The OTIC, based in Turin, “promotes the opening of the O-RAN ecosystem by developing implementations and solutions, by testing and verifying the compliance of RAN equipment (antennas, radio base stations, etc.) from individual or different suppliers with the specifications of the O-RAN interfaces and by providing technical results to the community on the experiences gained during testing,” the operator noted.
The move is part of TIM’s broader efforts to accelerate the development and adoption of Open RAN technology in Europe: It is one of the signatories to the Memorandum of Understanding (MoU) on The Implementation of Open RAN Based Networks In Europe along with Deutsche Telekom, Orange, Telefónica and Vodafone and, as part of that group, helped to produce the recent white paper and the detailed set of Open RAN technical requirements that was published this week. (See TIM joins Euro telco Open RAN party.)

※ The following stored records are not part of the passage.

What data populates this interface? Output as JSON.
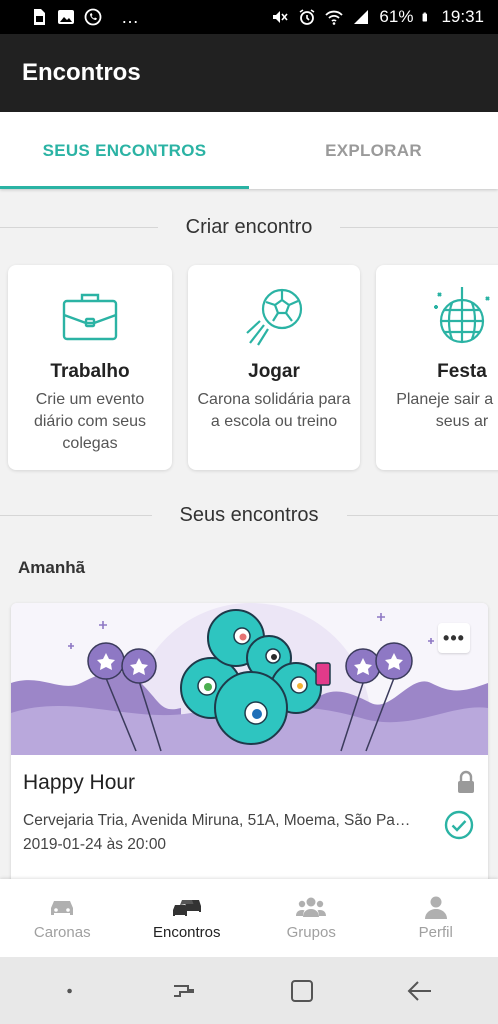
{
  "status_bar": {
    "battery": "61%",
    "time": "19:31",
    "more": "…"
  },
  "app_bar": {
    "title": "Encontros"
  },
  "tabs": [
    {
      "label": "SEUS ENCONTROS",
      "active": true
    },
    {
      "label": "EXPLORAR",
      "active": false
    }
  ],
  "create_section": {
    "title": "Criar encontro",
    "cards": [
      {
        "title": "Trabalho",
        "description": "Crie um evento diário com seus colegas",
        "icon": "briefcase-icon"
      },
      {
        "title": "Jogar",
        "description": "Carona solidária para a escola ou treino",
        "icon": "soccer-ball-icon"
      },
      {
        "title": "Festa",
        "description": "Planeje sair a com seus ar",
        "icon": "disco-ball-icon"
      }
    ]
  },
  "my_section": {
    "title": "Seus encontros",
    "day_label": "Amanhã",
    "event": {
      "title": "Happy Hour",
      "address": "Cervejaria Tria, Avenida Miruna, 51A, Moema, São Pa…",
      "datetime": "2019-01-24 às 20:00",
      "more_label": "•••"
    }
  },
  "bottom_nav": [
    {
      "label": "Caronas",
      "icon": "car-icon",
      "active": false
    },
    {
      "label": "Encontros",
      "icon": "cars-icon",
      "active": true
    },
    {
      "label": "Grupos",
      "icon": "group-icon",
      "active": false
    },
    {
      "label": "Perfil",
      "icon": "person-icon",
      "active": false
    }
  ],
  "colors": {
    "accent": "#2bb3a4",
    "app_bar": "#212121",
    "banner_purple": "#9c86c8"
  }
}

The Italian operator is already deploying Open RAN technology in the city of Faenza and plans to deploy the emerging, disaggregated architecture elsewhere this year. (See TIM takes its first step into Open RAN territory.)
The Turin lab is based over two sites about 2 kms from each other, with one of the sites able to perform outdoor testing, making drive testing in a suburban environment possible.
For over-the-air testing, “several Anechoic Chambers for both su6GHz and mmWave testing are available in addition to shielded rooms/boxes,” notes the O-RAN Alliance.
Because the labs are also used for testing and validating traditional mobile networking technology, it’s possible that TIM could also test interworking between Open RAN and existing radio access network systems (if all parties agree).
The OTIC will ultimately be involved in certification and badging processes once the O-RAN Alliance’s specs are finalized.
The Open RAN market is still relatively small – research house Dell’Oro expects the total global investment in macro and small cell radios, plus baseband hardware and software, compatible with O-RAN Alliance or TIP OpenRAN specifications, to be more than $500 million this year.
But the market is certainly growing, and more operators are exploring the potential of Open RAN deployments and pushing the vendor community to develop and introduce new functionality. (See Vodafone boasts 5G Open RAN milestone with RIC evaluation.)